At One with Lexus

The human-machine connection—Lexus style

03/31/2014—If you caught the last issue of Beyond by Lexus magazine (if not, get the magazine delivered to your mailbox; log on to your Lexus Drivers site profile page to do so), you may recall reading about your fellow Lexus owner Stephen Klein.

Klein, you see, is a digital user experience (UX) strategist, and his take on Lexus design is this: Lexus is the flat-out leader in making interiors that appeal to “interface-oriented creatives” such as himself.

In other words, Klein’s CT 200h doesn’t just look good; it’s been arranged with his driving experience in mind—even before it rolled off the line.

This got us thinking. Lexus has been pushing the envelope lately on the cockpit-design front—just take a look at that LF-NX dash below—so what’s the big picture here? What’s going on in Lexus design facilities these days to make superb UX happen?

Turns out, quite a bit.

Behind the scenes, Lexus engineers are talking a lot about Human Machine Interface, or HMI, the science of making drivers and cars act as one. Essentially, it means giving Lexus drivers intuitive vehicle control, optimized for “immediacy and ease-of-use.”

“We actually have a whole team of engineers specifically focused on human-factor issues,” explains Paul Williamsen, Lexus National Manager, Strategic Education Support for the International Market Enhancement Team. “These specialists meet with the chief engineer early in development to get an understanding of the car and driver, and then work to make sure they cook up the best kinds of user interface for that driver, for that car, and for the way it will be used.”

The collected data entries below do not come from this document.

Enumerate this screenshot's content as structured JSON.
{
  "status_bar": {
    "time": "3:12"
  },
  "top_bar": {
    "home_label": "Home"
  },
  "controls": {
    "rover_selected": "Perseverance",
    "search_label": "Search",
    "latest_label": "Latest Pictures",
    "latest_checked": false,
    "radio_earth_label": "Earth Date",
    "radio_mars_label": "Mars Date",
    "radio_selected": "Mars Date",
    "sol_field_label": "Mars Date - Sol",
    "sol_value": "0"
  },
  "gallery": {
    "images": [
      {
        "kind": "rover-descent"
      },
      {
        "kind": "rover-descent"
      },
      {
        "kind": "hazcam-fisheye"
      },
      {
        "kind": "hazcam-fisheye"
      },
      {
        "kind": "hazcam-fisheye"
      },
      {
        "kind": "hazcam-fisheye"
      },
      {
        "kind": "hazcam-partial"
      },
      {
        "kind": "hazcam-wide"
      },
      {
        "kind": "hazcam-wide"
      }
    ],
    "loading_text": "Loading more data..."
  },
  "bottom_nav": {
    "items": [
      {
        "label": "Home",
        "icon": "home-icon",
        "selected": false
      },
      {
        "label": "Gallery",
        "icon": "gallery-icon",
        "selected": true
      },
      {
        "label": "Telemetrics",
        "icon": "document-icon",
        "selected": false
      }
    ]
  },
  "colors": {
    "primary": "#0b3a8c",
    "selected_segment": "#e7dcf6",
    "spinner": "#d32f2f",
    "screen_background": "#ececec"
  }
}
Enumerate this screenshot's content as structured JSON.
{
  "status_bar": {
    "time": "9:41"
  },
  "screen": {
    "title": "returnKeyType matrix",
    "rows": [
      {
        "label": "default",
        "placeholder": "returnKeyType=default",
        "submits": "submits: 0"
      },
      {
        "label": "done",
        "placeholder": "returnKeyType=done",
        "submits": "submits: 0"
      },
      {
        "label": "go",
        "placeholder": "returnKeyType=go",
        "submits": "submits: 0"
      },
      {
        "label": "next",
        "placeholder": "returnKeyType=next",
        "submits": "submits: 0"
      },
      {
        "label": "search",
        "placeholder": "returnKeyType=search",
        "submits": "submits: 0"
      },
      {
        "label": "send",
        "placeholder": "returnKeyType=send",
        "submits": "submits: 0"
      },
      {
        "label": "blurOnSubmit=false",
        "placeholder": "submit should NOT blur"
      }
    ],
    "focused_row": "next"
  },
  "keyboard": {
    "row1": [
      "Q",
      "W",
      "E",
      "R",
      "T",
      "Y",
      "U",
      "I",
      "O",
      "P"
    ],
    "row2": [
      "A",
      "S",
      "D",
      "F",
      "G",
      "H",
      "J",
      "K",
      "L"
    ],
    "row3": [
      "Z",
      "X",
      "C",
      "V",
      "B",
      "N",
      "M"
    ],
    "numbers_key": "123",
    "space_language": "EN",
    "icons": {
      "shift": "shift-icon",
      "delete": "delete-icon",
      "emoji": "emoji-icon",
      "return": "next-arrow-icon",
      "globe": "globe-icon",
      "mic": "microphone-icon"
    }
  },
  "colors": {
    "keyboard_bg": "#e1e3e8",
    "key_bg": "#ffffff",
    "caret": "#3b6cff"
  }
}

Okay, so how is that playing out in the newest vehicles coming to dealerships this year, like the RC, RC F, and LF-NX?

Perhaps the most striking UX development of late is Lexus’s new Remote Touch Interface: Vehicle systems will now be controlled by a touch-sensitive pad located in the center console, very much like a tablet or laptop touchpad.

In terms of HMI, the advancement here is that in the earlier mouse-style controller, the driver’s reference point was the elbow, naturally parked on the armrest. With the new touchpad, the driver can place their hand on the console and control systems with a single finger.

“Basically, we’re moving from an interface that uses the whole forearm to an interface that is all done with the fingertips,” Williamsen explains.

Here’s another Lexus-HMI evolution: The upper display screen on the RC and LF-NX is set higher and deeper into the dash, as first seen in the redesigned GS in 2013. This placement is a great example of Lexus HMI at work, because it takes into account the physiology of human eyes as they shift between road and display.

“It takes an interval of time for your eyes to refocus from infinity to something that’s only three feet away, and vice versa,” explains Williamsen. “That is literally lost reaction time.”

Williamsen says that placing the display screen just a foot further away from the driver actually has an exponential effect on shortening the time needed to refocus.

“The math is very simple,” he explains. “If a car is going 60 miles an hour, that’s around a hundred feet per second. If we can save just a fraction of a second, that’s a couple of feet—perhaps the difference between drifting out of your lane or not, or hitting something or not.”

Another important element of Lexus HMI is confirmation—the way the vehicle assures you a command has been executed. Done properly, it should be effective but unobtrusive. Williamsen gives the simple example of an illuminated icon that indicates the defroster has been activated.

A more performance-oriented example is found in models equipped with Drive Mode Select (standard in the LS 600h). When the driver selects Sport mode—or Sport+ in the case of a vehicle with the F SPORT package—the instrument cluster illumination changes from cool blue to bright red. The LF-NX concept, shown below, takes this color shift to even greater levels:

“This color change confirms the change the driver has made in changing from normal to sport mode,” says Williamsen. “It lets the driver know they’re in sport mode, that they’ve told the car they would like different performance, and they can now expect a little more steering effort and different feedback.”

In short, it helps keep the driver aware of and in sync with the driving mode they’ve selected.

Of course, it doesn’t hurt that color change just plain looks cool. But in the end, says Williamsen, Lexus UX is about making a vehicle “feel right” when you drive it—whether you’re an expert in human-machine connections or just want to have a great time driving a premium automobile.